Florin Kompatscher auf der art berlin contemporary 2015
Die art berlin contemporary 2015 ist noch bis Sonntag der wohl schönste Ausstellungsort auf der BERLIN ART WEEK 2015. Rund 100 internationale Galerien zeigen jeweils genau einen ihrer zeitgenössischen Künstler . Die Wiener Galerie Elisabeth & Klaus Thoman hat sich für den abstrakten Maler Florin Kompatscher entschieden. Die Arbeiten des aktuell in Berlin lebenden erfolgreichen Künstlers sind von einer akribischen Auseinandersetzung mit dem Medium Malerei geprägt. Anstelle eines konsequenten roten Fadens oder einer finalen Formensprache zeugt sein Werk von Vielseitigkeit – sowohl kompositorisch als auch formal und technisch.

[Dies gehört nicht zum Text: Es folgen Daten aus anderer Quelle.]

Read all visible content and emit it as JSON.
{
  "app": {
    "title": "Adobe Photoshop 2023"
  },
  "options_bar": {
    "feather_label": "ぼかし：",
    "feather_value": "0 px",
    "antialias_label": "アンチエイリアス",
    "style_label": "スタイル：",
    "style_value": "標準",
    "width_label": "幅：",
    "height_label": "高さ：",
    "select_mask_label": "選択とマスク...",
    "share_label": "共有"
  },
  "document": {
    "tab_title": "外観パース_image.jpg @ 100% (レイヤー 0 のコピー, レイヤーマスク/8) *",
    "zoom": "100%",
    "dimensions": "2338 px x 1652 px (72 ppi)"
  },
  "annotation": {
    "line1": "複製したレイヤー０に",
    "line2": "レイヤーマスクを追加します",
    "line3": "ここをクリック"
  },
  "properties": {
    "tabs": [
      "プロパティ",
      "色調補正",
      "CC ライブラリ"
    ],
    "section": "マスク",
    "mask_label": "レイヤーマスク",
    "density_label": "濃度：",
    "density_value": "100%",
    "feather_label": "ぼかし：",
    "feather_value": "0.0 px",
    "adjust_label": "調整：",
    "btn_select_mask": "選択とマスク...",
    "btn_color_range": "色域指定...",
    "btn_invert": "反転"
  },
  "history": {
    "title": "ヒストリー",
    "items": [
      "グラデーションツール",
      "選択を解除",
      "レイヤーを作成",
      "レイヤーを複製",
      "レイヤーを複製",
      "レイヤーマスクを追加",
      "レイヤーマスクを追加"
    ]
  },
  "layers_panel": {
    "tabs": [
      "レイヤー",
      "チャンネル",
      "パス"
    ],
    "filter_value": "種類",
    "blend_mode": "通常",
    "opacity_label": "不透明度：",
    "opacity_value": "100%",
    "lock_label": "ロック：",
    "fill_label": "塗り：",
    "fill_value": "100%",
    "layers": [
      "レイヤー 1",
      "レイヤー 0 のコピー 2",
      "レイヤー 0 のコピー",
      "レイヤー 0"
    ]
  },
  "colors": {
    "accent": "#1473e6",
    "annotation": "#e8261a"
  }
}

Abstrakte Malerei verlangt mehr von ihrem Betrachter, weil sie ihre eigene Sprache spricht
schrieb der Autor Travis Jeppesen. Und tatsächlich gilt es, die „Codierung“ der Malerei zu entschlüsseln, einen individuellen Zugang zu ermöglichen, den innovativen Gehalt eines Oeuvres sichtbar zu machen. Doch wie? „Um einem Kunstwerk besser Herr zu werden, wende ich normalerweise einen Trick an: Ich begebe mich selbst, etwas künstlich, in einen Zustand von Naivität, ich spreche darüber – und ich spreche mit ihm – auch in den alltäglichsten Worten, sogar ein bisschen in Babysprache (…)“ schrieb Jean Genet 1957 in seiner Studie „Das Atelier von Giacometti“. Das ist eine Möglichkeit. Eine andere, vielleicht ergänzende Methode, ist der Dialog mit dem Künstler selbst.

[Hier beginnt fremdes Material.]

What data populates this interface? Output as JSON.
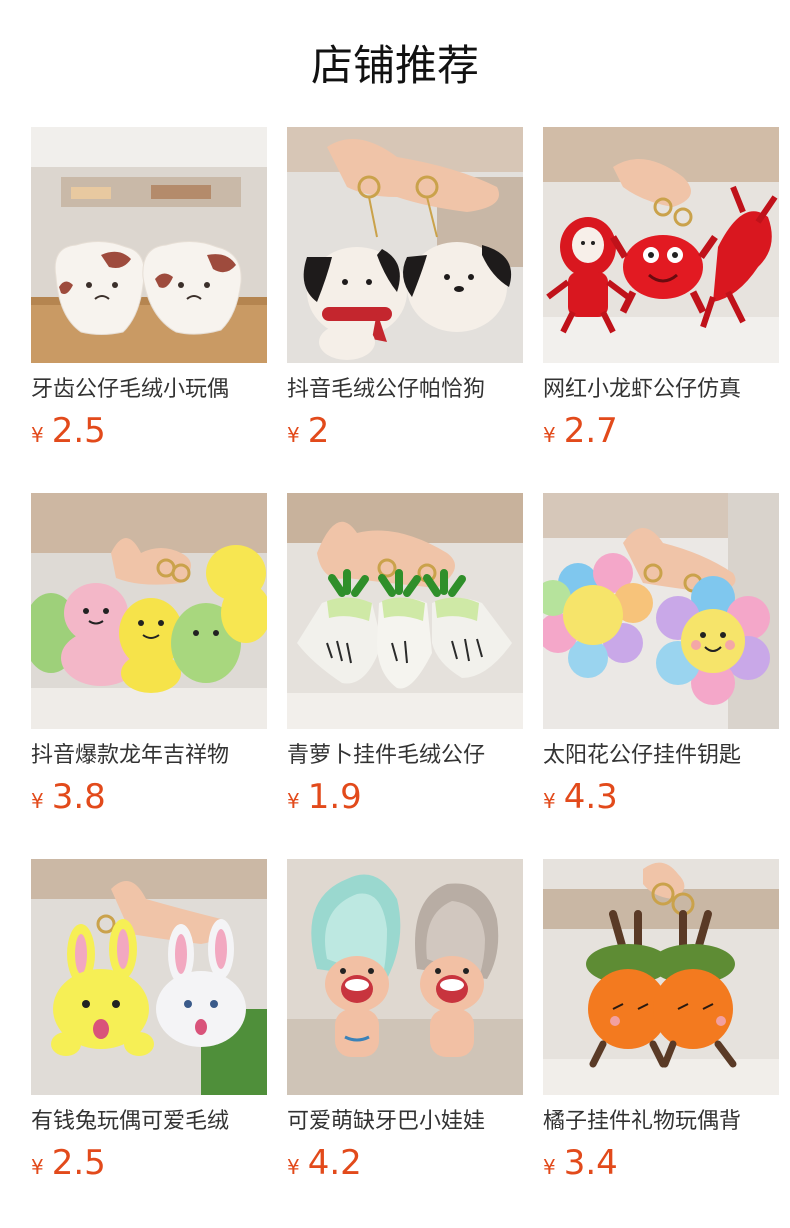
{
  "section_title": "店铺推荐",
  "currency_symbol": "¥",
  "products": [
    {
      "name": "牙齿公仔毛绒小玩偶",
      "price": "2.5",
      "image": "tooth-plush-image"
    },
    {
      "name": "抖音毛绒公仔帕恰狗",
      "price": "2",
      "image": "pochacco-keychain-image"
    },
    {
      "name": "网红小龙虾公仔仿真",
      "price": "2.7",
      "image": "crayfish-plush-image"
    },
    {
      "name": "抖音爆款龙年吉祥物",
      "price": "3.8",
      "image": "dragon-plush-image"
    },
    {
      "name": "青萝卜挂件毛绒公仔",
      "price": "1.9",
      "image": "radish-keychain-image"
    },
    {
      "name": "太阳花公仔挂件钥匙",
      "price": "4.3",
      "image": "sunflower-keychain-image"
    },
    {
      "name": "有钱兔玩偶可爱毛绒",
      "price": "2.5",
      "image": "rabbit-keychain-image"
    },
    {
      "name": "可爱萌缺牙巴小娃娃",
      "price": "4.2",
      "image": "troll-doll-image"
    },
    {
      "name": "橘子挂件礼物玩偶背",
      "price": "3.4",
      "image": "orange-keychain-image"
    }
  ]
}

Sabrina Möller hat den Maler vor der art berlin contemporary in seinem Berliner Atelier getroffen. Ein Gespräch darüber wie man Malerei schafft, die für sich selbst steht, wie Magie auf minimal abstrakten Gemälden möglich wird und ob die Malerei jemals sterben wird.
Florin Kompatscher: Auf einer Leinwand rumzukleksen, reicht nicht.
Florin, was steht am Anfang einer neuen Arbeit? Eine Idee, ein Verlangen oder der erste Pinselstrich?
Für mich gibt es in diesem Sinne keinen Beginn. Es ist vielmehr ein Fluss: Man beschäftigt sich sehr intensiv mit dem, was man tut und erntet irgendwann die Früchte. Es existiert kein theoretisch informeller Überbau vor dem Bildermachen. Die interessanten Aspekte einzelner Arbeiten können wiederum den Nährboden für kommende Werke bieten. Elemente, die etwa bei vorangegangenen Bildern sichtbar sind, kann man in darauf folgenden Arbeiten wieder entdecken – nur in einer ganz anderen Form der Auseinandersetzung. Genau das interessiert mich: Malerei stetig innerhalb eines Prozesses voranzutreiben.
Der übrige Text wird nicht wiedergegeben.